La diagnosi precoce del cancro con una “semplice” analisi del sangue è un obiettivo più vicino grazie a una nuova tecnologia di sequenziamento del genoma. In uno studio presentato al congresso americano di oncologia clinica (Asco) a Chicago e condotto su 124 pazienti con tumori del seno, del polmone e della prostata in fase avanzata, questo approccio innovativo è riuscito a identificare il Dna della neoplasia nel sangue. Nell’89% dei pazienti almeno una mutazione genetica scoperta nel tumore è stata anche rilevata nel sangue. E soprattutto, ben il 73% di queste anomalie presenti nel campione tumorale, è stato trovato anche nel sangue.

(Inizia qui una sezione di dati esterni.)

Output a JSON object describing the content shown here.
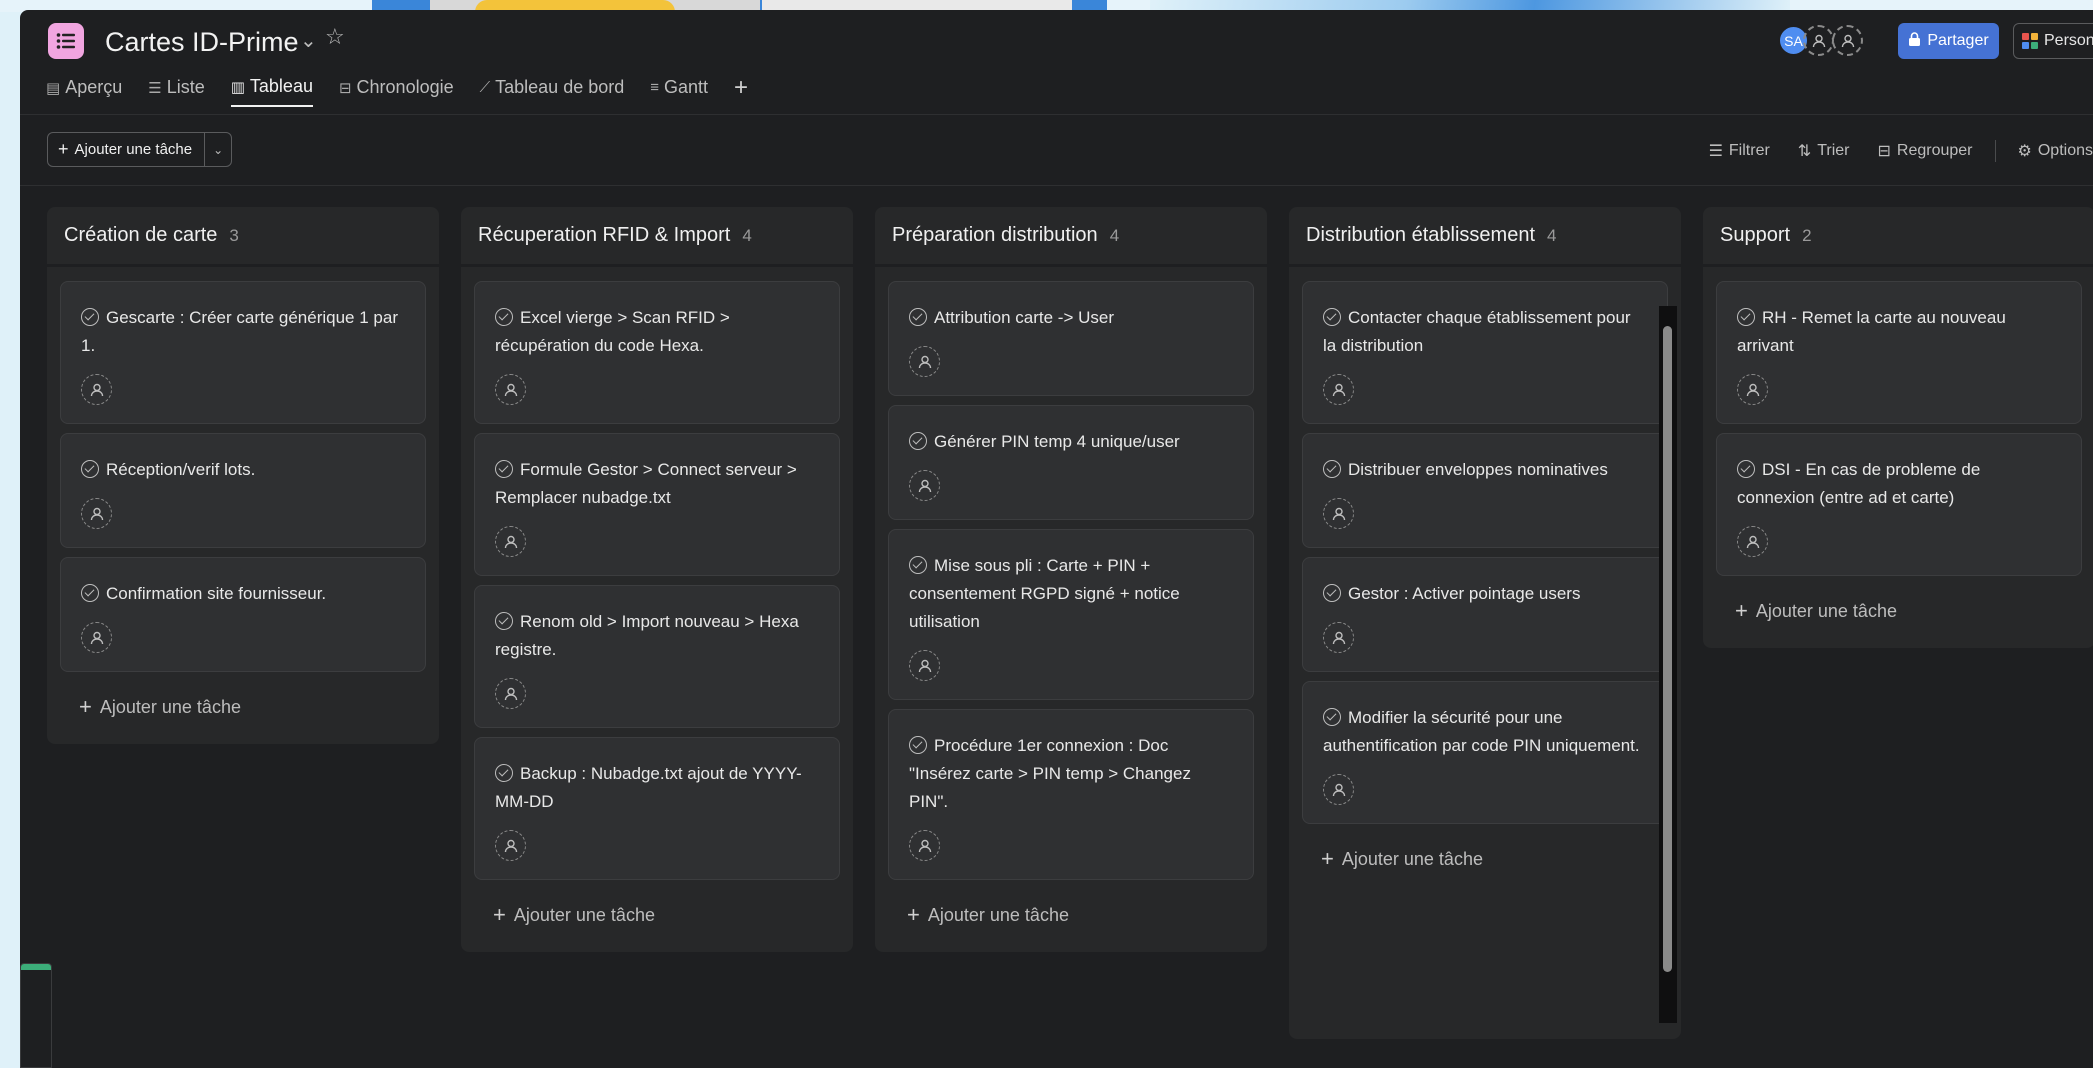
{
  "project": {
    "title": "Cartes ID-Prime",
    "icon": "list-icon",
    "icon_color": "#f1a5e0"
  },
  "tabs": [
    {
      "label": "Aperçu",
      "icon": "overview-icon"
    },
    {
      "label": "Liste",
      "icon": "list-icon"
    },
    {
      "label": "Tableau",
      "icon": "board-icon",
      "active": true
    },
    {
      "label": "Chronologie",
      "icon": "timeline-icon"
    },
    {
      "label": "Tableau de bord",
      "icon": "dashboard-icon"
    },
    {
      "label": "Gantt",
      "icon": "gantt-icon"
    }
  ],
  "header_right": {
    "avatar_initials": "SA",
    "share_label": "Partager",
    "customize_label": "Personnaliser",
    "accent": "#4572d4"
  },
  "toolbar": {
    "add_task_label": "Ajouter une tâche",
    "filter_label": "Filtrer",
    "sort_label": "Trier",
    "group_label": "Regrouper",
    "options_label": "Options"
  },
  "columns": [
    {
      "name": "Création de carte",
      "count": "3",
      "add_label": "Ajouter une tâche",
      "cards": [
        {
          "title": "Gescarte : Créer carte générique 1 par 1."
        },
        {
          "title": "Réception/verif lots."
        },
        {
          "title": "Confirmation site fournisseur."
        }
      ]
    },
    {
      "name": "Récuperation RFID & Import",
      "count": "4",
      "add_label": "Ajouter une tâche",
      "cards": [
        {
          "title": "Excel vierge > Scan RFID > récupération du code Hexa."
        },
        {
          "title": "Formule Gestor > Connect serveur > Remplacer nubadge.txt"
        },
        {
          "title": "Renom old > Import nouveau > Hexa registre."
        },
        {
          "title": "Backup : Nubadge.txt ajout de YYYY-MM-DD"
        }
      ]
    },
    {
      "name": "Préparation distribution",
      "count": "4",
      "add_label": "Ajouter une tâche",
      "cards": [
        {
          "title": "Attribution carte -> User"
        },
        {
          "title": "Générer PIN temp 4 unique/user"
        },
        {
          "title": "Mise sous pli : Carte + PIN + consentement RGPD signé + notice utilisation"
        },
        {
          "title": "Procédure 1er connexion : Doc \"Insérez carte > PIN temp > Changez PIN\"."
        }
      ]
    },
    {
      "name": "Distribution établissement",
      "count": "4",
      "add_label": "Ajouter une tâche",
      "cards": [
        {
          "title": "Contacter chaque établissement pour la distribution"
        },
        {
          "title": "Distribuer enveloppes nominatives"
        },
        {
          "title": "Gestor : Activer pointage users"
        },
        {
          "title": "Modifier la sécurité pour une authentification par code PIN uniquement."
        }
      ]
    },
    {
      "name": "Support",
      "count": "2",
      "add_label": "Ajouter une tâche",
      "cards": [
        {
          "title": "RH - Remet la carte au nouveau arrivant"
        },
        {
          "title": "DSI - En cas de probleme de connexion (entre ad et carte)"
        }
      ]
    }
  ]
}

Tumori, test del sangue per la diagnosi precoce

Le cellule cancerose che stanno per morire, abbandonano nel sangue piccolissimi pezzi di materiale genetico: questo è il Dna tumorale circolante. Scovarlo non è affatto semplice, visto che la maggior parte dei frammenti in circolazione nel plasma provengono da cellule normali. Per mappare l’intero genoma del tumore, i ricercatori leggono ogni piccolo pezzetto e poi li mettono insieme come in un puzzle. L’approccio utilizzato dall’equipe del Memorial Sloan Kettering Cancer Center di New York, sviluppato come piattaforma di ricerca e al momento non a fini commerciali, analizza un’area estesa del genoma in modo molto accurato, producendo 100 volte più dati di altri sistemi di sequenziamento. Una gran mole di informazioni che potrebbe essere la base per arrivare alla biopsia liquida, la diagnosi precoce del tumore attraverso test del sangue. Al momento i test in commercio scannerizzano una piccola porzione del genoma in pazienti che hanno già avuto una diagnosi. «Trovare il Dna tumorale nel sangue è come cercare un ago in un pagliaio. I nostri risultati mostrano che il sequenziamento del Dna tumorale in circolo è possibile e fornisce informazioni importanti per il clinico, potenzialmente senza alcun bisogno di campioni di tessuto tumorale», sottolinea il principale autore dello studio, Pedram Ravazi.